The next morning, we decided to walk to the local brewery called 'Eggenberg' to find out about doing a tour but were told tours were finished for the day. Thank goodness we went to the tourist information center because there was a group tour at 12:30pm so we signed up. Back to the vegetarian restaurant we went for hummus and bean burritos before the tour. The brewery was incredible... Has been around since the 1500's and only has 25 staff total. They don't export their beer because it's on a smaller scale but it's pretty much all that's sold in this region of Czech. There is do much history that is behind the brewery and the town, it's so fascinating. They do everything by hand there - even the huge cylindrical beer drums are cleaned by hand. There's a woman who has been cleaning them for 43 years and has to climb in the drum through a hole about a foot in diameter. She uses a flashlight to clean because obviously no other light comes in! Claustrophobics need not apply. Also, we were told a few hundred years ago, everyone drank so much beer because it was pasteurized and safer than water to drink in those days due to illness from drinking contaminated water. Our guide said the poorer people would drink beer that was 'washed' 2 or 3 times which gave it a very low alcohol (~1-2%) and carbohydrate content. So basically that was their water source.
There were only 3 of us on the tour, one was a man (Adam) from Boston who just defended his PhD in sport management and was taking a month to travel before starting his first teaching job at a university in Texas. He ended up hanging out with us at the brewery restaurant afterwards and we had some drinks together. Such a nice guy! We parted ways but made plans to meet up later on as well. Derek and I then walked around the town and back to the brewery restaurant for dinner. Yum! We had the garlic soup (different than in Slovakia - was broth based with cheese, ham and carrots), then Derek got the potato dumplings stuffed with pork and onions, served with homemade sauerkraut and I got the beef filet with a cream gravy, cranberry sauce and bread dumplings. Soooo good.

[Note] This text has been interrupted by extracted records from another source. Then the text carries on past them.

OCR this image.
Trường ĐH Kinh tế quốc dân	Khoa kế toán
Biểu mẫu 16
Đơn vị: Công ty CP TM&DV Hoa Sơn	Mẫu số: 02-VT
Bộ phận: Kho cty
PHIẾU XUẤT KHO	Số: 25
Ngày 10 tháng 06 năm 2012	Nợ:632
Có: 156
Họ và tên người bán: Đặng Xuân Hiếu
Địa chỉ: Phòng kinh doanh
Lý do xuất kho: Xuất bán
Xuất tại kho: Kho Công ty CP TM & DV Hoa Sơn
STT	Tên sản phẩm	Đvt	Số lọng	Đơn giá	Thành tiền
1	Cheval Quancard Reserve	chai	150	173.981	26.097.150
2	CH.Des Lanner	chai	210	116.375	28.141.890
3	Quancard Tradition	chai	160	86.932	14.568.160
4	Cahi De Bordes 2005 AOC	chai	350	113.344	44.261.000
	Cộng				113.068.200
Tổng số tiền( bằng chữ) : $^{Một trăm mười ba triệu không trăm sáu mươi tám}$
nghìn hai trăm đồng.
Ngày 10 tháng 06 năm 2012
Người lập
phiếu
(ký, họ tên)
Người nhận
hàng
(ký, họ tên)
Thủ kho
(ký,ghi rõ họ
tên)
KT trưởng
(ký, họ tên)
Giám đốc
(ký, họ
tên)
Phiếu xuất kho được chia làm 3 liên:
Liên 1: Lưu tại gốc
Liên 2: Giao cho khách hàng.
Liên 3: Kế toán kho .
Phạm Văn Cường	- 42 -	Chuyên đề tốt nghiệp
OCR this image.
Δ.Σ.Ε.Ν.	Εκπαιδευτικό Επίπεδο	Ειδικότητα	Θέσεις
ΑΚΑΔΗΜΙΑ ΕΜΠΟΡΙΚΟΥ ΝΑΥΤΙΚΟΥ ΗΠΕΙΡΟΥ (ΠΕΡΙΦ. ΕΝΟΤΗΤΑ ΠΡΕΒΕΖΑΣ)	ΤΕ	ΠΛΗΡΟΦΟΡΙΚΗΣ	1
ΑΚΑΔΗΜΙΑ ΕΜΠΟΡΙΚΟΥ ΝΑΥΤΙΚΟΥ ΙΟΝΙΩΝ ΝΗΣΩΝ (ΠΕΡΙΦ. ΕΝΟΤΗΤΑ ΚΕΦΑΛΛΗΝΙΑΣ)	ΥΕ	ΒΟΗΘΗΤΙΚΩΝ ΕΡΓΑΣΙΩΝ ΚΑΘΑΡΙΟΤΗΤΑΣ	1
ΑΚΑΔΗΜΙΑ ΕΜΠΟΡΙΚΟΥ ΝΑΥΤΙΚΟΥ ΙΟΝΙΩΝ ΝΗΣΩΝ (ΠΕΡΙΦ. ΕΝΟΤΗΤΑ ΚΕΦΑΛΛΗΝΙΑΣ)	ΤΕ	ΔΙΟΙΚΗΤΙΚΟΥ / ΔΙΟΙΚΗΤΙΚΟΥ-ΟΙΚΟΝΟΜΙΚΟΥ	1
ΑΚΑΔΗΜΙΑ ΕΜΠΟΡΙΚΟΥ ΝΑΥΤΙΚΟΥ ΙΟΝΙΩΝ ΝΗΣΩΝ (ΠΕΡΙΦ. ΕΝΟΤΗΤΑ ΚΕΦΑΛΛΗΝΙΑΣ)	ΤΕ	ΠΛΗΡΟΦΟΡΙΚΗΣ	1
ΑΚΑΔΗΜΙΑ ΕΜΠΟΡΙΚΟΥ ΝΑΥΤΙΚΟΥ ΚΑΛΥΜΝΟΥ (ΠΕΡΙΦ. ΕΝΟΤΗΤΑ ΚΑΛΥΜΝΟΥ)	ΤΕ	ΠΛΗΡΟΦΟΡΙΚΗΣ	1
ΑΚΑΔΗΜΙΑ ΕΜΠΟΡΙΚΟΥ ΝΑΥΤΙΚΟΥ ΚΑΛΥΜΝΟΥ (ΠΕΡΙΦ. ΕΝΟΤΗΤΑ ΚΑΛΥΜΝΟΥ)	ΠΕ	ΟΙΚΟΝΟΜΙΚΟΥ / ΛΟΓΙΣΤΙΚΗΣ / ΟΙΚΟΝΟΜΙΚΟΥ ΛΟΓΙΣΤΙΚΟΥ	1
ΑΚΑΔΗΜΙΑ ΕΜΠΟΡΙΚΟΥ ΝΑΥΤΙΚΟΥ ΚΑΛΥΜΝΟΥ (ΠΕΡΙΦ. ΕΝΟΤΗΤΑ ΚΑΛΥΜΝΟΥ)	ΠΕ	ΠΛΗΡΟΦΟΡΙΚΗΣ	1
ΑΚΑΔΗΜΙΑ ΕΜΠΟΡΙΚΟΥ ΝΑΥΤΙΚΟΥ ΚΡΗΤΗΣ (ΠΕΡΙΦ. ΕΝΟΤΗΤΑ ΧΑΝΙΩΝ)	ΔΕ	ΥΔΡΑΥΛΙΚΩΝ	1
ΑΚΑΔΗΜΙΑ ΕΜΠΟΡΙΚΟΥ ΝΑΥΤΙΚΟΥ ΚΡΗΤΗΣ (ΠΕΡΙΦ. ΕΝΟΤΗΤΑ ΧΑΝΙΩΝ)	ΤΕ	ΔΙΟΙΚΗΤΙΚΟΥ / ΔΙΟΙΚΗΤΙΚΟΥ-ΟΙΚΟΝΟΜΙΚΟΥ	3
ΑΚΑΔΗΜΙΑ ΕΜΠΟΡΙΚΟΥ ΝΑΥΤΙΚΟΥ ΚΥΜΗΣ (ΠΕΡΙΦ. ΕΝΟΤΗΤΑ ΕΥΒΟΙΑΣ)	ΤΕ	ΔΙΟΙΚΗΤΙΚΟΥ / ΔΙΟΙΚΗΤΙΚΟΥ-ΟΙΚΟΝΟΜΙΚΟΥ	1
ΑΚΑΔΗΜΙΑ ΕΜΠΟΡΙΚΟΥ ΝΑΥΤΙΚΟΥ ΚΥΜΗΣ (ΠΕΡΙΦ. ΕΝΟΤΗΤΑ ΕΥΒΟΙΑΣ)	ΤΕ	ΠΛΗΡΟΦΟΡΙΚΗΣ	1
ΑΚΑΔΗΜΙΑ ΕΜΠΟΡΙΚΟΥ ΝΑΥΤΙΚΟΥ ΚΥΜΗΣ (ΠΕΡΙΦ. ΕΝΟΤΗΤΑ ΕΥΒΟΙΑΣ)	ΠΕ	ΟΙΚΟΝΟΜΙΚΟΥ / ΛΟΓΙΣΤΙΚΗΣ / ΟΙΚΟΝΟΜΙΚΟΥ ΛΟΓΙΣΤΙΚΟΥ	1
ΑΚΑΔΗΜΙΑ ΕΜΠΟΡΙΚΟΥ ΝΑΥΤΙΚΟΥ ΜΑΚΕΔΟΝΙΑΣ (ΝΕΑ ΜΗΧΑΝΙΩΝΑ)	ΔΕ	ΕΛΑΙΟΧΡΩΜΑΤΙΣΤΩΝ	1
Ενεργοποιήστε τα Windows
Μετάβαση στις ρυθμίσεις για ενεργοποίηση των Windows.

Body by Europe in the making over here! Hah
We met up with Adam later on for a few hours and said goodbye for now! The next day we walked the 2km to the train station and arrived 3 hours later in Plzen (Pilsen), Czech Republic. I bet you can guess what this place is famous for!
So we arrived yesterday afternoon and arrived at the house we rented a room from, hopped on a tram and went to the Pilsner Urquell brewery where we were 2 minutes early for their last tour! Will write more details for the next blog entry on our time here.
3 weeks left until our return to Canada... wow... time sure does fly.